SideEffect runs after every successful composition, so the log tells me exactly when and how often a composable recomposes. High recomposition counts in scrolling lists or animations are the first place to look for jank.

What is the stability configuration file?

The stability configuration file lets me declare classes as stable without modifying their source code. This is critical for classes from external libraries — I can’t add @Stable or @Immutable to classes I don’t own, but I can list them in the config file.

Create a file like compose_stability.conf:

// Treat all classes in these packages as stable
java.time.*
kotlinx.datetime.*
com.google.android.gms.maps.model.LatLng

Then reference it in the build file:

composeCompiler {
    stabilityConfigurationFile =
        project.layout.projectDirectory.file("compose_stability.conf")
}

The compiler treats listed classes as stable during recomposition analysis, enabling skipping for composables that use them. Without this, any composable accepting a LocalDateTime parameter would always recompose because the compiler can’t verify that java.time classes are truly immutable. The config file is especially valuable for apps using java.time, Google Maps models, or Protocol Buffer generated classes.

What is movableContentOf?

movableContentOf wraps a composable so its content can be moved to a different position in the composition tree without losing its state or triggering disposal and re-creation. Normally, if a composable moves from one branch of an if/else to another, Compose treats it as a new composable — all its remember state is lost and effects are restarted.

val content = remember {
    movableContentOf {
        ExpensiveChart(data = chartData)
    }
}

if (isFullScreen) {
    FullScreenContainer { content() }
} else {
    CompactContainer { content() }
}

Without movableContentOf, switching between full screen and compact would destroy the chart and recreate it from scratch. With it, the chart’s state, animations, and internal remember values survive the move. This is useful for shared element transitions and adaptive layouts where content physically moves between containers.

How does derivedStateOf help reduce unnecessary recompositions?

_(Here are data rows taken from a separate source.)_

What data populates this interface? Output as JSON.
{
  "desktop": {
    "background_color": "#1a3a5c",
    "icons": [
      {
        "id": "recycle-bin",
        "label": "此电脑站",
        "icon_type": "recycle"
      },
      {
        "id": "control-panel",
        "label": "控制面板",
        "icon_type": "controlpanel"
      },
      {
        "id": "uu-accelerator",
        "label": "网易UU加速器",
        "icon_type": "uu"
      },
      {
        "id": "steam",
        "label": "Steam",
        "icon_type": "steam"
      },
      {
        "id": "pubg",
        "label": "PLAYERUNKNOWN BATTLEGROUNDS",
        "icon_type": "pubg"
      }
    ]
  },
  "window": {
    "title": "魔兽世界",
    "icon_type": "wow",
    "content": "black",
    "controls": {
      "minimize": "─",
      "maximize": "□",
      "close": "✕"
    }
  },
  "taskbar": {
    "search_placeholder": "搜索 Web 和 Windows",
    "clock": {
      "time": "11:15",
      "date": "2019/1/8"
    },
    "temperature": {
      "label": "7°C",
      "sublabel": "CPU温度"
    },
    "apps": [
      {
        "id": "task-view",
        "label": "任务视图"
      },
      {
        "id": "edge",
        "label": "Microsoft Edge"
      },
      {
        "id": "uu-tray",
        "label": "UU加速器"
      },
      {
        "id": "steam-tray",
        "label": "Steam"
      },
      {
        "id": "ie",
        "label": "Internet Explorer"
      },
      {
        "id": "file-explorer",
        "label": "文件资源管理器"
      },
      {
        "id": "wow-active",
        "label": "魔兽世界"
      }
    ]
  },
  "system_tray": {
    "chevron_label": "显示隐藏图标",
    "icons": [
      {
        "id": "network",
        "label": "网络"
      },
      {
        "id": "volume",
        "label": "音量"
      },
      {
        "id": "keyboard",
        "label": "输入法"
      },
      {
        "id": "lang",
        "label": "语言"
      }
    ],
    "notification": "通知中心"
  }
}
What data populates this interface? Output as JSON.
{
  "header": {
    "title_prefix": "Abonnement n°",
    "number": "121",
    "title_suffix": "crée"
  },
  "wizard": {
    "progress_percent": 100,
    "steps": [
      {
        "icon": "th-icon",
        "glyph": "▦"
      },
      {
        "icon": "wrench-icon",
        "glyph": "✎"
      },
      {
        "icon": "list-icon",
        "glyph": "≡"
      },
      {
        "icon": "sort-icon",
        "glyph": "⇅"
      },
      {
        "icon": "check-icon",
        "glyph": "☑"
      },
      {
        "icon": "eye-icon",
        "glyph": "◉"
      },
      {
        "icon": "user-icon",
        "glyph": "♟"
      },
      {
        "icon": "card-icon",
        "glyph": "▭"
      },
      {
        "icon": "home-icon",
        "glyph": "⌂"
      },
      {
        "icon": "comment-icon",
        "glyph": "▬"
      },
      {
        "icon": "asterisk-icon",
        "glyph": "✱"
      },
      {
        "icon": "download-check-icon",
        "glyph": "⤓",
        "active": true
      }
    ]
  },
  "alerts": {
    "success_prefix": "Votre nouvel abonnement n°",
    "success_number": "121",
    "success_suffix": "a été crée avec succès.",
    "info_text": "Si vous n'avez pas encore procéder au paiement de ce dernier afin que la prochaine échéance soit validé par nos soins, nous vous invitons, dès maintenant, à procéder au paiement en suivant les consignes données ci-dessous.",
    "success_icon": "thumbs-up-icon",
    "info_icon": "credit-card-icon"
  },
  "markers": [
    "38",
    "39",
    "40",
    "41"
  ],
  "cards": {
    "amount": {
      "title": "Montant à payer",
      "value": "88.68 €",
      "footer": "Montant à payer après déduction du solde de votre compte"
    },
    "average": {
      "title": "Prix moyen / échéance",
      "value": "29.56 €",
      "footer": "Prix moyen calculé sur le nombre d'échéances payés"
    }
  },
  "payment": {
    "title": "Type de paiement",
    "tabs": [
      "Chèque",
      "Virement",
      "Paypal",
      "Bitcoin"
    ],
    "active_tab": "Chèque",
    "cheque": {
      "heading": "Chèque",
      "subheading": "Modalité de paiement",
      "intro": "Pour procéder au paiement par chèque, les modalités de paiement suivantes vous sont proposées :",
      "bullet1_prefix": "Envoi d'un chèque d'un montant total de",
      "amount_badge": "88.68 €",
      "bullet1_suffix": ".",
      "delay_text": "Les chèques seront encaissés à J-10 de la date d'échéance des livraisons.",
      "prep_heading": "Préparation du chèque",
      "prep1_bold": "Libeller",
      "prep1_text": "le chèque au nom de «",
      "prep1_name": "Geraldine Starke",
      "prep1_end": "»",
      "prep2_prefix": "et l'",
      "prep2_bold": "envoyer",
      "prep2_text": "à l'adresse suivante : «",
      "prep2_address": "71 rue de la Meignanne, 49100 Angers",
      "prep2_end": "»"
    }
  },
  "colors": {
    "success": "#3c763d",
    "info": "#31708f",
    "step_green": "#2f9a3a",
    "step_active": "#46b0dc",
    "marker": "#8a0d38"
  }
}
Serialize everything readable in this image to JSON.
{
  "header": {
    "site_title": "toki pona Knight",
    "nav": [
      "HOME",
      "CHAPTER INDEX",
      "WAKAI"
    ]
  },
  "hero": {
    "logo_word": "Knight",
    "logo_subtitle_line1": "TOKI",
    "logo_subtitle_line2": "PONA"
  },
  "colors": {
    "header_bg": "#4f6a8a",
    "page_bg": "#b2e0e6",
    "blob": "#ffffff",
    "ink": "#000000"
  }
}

derivedStateOf creates a state object that only updates when its computed result actually changes. If I have a state that changes frequently but only a derived value matters to the UI, derivedStateOf filters out the noise.

val searchQuery = mutableStateOf("")
val filteredItems = derivedStateOf {
    items.filter { it.name.contains(searchQuery.value, ignoreCase = true) }
}

Without derivedStateOf, any composable reading searchQuery would recompose on every keystroke. With it, composables reading filteredItems only recompose when the filtered list actually changes. This is especially useful for search, filtering, and any case where the raw state changes more often than the derived result.